# New Snow in NE Wisconsin



## Rondo (Nov 19, 2005)

After a winter of almost no snow we finally got a nice storm on Sunday. About 9-10" and then on Monday we got 3" more. Yes, Mother Nature at her best!
Think Snow!!!


----------



## tsmith (Sep 19, 2006)

It's great ain't it? i finally got to plow some some snow without dirt in it. It was a blast.


----------



## bowtie_guy (Jan 1, 2004)

tsmith;378648 said:


> i finally got to plow some some *snow without dirt in it*.
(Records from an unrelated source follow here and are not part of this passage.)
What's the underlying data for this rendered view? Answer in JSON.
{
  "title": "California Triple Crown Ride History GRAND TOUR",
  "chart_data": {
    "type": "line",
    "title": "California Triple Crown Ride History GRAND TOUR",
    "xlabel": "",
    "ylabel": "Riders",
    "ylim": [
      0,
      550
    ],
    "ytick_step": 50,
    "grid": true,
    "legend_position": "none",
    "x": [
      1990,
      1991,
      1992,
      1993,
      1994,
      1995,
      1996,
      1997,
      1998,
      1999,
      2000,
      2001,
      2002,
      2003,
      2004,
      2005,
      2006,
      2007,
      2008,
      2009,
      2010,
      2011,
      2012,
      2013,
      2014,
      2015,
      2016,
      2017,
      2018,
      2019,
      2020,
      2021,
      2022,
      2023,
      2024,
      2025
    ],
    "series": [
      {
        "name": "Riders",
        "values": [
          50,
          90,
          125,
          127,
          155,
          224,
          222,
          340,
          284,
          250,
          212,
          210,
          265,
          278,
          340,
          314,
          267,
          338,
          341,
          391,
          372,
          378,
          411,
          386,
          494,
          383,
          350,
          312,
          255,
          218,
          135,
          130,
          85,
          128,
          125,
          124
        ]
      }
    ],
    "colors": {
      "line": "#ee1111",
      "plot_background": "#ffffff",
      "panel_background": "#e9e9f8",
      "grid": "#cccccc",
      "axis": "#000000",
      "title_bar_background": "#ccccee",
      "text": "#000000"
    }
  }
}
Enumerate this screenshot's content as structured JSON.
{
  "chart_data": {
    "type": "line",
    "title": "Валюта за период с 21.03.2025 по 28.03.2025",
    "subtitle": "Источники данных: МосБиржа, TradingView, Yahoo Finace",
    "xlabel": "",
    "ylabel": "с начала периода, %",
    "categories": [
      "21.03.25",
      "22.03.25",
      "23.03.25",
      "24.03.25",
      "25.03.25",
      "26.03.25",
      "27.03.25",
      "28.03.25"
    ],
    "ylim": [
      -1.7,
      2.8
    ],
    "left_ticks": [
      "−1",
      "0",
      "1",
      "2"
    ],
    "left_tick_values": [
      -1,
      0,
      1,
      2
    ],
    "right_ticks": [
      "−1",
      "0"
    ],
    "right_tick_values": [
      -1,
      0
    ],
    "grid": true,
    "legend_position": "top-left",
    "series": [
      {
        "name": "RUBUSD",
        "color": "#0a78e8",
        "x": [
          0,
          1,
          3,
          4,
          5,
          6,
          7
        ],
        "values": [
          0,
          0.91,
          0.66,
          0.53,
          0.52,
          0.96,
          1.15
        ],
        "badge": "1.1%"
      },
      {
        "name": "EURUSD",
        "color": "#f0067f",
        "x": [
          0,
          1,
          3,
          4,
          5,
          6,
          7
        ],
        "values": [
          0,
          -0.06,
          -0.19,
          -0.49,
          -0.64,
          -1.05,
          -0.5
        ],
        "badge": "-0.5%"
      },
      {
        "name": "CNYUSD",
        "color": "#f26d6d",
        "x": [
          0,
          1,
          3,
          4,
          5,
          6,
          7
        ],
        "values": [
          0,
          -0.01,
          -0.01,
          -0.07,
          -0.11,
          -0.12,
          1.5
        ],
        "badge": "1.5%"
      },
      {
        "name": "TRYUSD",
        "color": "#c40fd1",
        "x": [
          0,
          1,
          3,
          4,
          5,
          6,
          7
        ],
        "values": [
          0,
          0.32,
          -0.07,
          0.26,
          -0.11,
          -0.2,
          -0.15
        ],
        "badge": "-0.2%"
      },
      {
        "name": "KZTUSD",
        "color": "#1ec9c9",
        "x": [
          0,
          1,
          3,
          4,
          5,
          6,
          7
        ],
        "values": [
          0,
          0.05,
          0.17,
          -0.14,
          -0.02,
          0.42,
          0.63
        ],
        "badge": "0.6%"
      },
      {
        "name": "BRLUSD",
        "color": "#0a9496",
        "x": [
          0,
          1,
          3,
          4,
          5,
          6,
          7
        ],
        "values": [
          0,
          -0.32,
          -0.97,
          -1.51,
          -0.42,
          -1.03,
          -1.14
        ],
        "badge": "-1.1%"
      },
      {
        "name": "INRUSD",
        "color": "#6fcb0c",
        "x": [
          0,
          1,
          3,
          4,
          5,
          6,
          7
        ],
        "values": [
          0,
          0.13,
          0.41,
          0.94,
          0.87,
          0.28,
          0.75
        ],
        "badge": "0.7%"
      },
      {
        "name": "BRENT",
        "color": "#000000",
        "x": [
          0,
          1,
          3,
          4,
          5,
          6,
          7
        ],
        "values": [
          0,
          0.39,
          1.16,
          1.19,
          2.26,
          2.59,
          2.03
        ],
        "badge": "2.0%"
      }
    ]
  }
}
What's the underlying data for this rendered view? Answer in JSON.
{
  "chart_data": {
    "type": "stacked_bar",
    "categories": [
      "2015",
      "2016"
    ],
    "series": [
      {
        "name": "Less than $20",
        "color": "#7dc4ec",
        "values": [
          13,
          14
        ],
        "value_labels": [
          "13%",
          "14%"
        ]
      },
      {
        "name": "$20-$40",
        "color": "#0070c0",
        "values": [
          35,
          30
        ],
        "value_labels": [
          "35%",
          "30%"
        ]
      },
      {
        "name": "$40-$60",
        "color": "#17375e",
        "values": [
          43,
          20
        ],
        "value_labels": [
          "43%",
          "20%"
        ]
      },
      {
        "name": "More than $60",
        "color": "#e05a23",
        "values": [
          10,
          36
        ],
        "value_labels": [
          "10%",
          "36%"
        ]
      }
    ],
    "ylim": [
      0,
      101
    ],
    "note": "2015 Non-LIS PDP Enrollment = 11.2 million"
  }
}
I know what you mean. We had a couple very light snows. Finally last week we got a large for the year snow fall. Was nice to see white snow.


----------



## The mayor (Oct 31, 2005)

Looks like you will be getting some more snow later this week.:salute:


----------



## Post Mowing (Oct 6, 2006)

Man Love the stack i put one on the 6.9 ford gotta love the thump pushing the pile and making her work


----------



## tsmith (Sep 19, 2006)

You gotta love stacks, it was alot of work, just wish I could of put 2 on her like a mud truck I had but wouldn't fit. With the glass packs on there, my buddies could hear me 1 1/2-2 miles away. People know if I've plowed their drive yet.


----------



## snow_samurai (Dec 17, 2005)

Do you use the Blue truck much/at all, or is it your back up??


----------



## Rondo (Nov 19, 2005)

*Old Trucks are Cool!*

Sorry Guys, I haven't been on here in a while. 
First off....Nice Ford you got there Thad! My Ford is a project truck I bought from my neighbor. It needed LOTS of work. Way more than I was planning! [Aren't they all!] But it's getting there. I did most of my plowing with it but for the deepest snow fall I used my Blazer. 
I had a friend call me to plow his driveway which had not been plowed for a week and he had 10+ inches of wet heavy snow and of coarse it had been driven on a few times too. What a ***** that was!! But the old Ford did pretty good. On my first pass the snow stopped me at 20' in the driveway put I has crawling and the blade was tripping. I backed up, angled it hard to the right and hit it again with more speed. She walked right through and I made it to the end. I had to scrape and widen it in about ten more passes put the old Ford did the job!! I think that was the tuffest job I've had in 10 years!? 
I've got the Ford up for sale now. Had a few calls but mostly tire kickers. It's tough to get a good price for these old work horses even though I dumped over $1500 in it last month!
You guys rock with the old trucks and I love them! Just something more "real truck" about them!? You know! No leather, no electric seats with heat, no CD players, ...I don't even have a working radio in this thing! BUT, I sure like the HD Dana axles and that NP205 T-case!!!
If I get any more good pix of our snow up here I'll post them!
"Old Trucks Rule"!!!


----------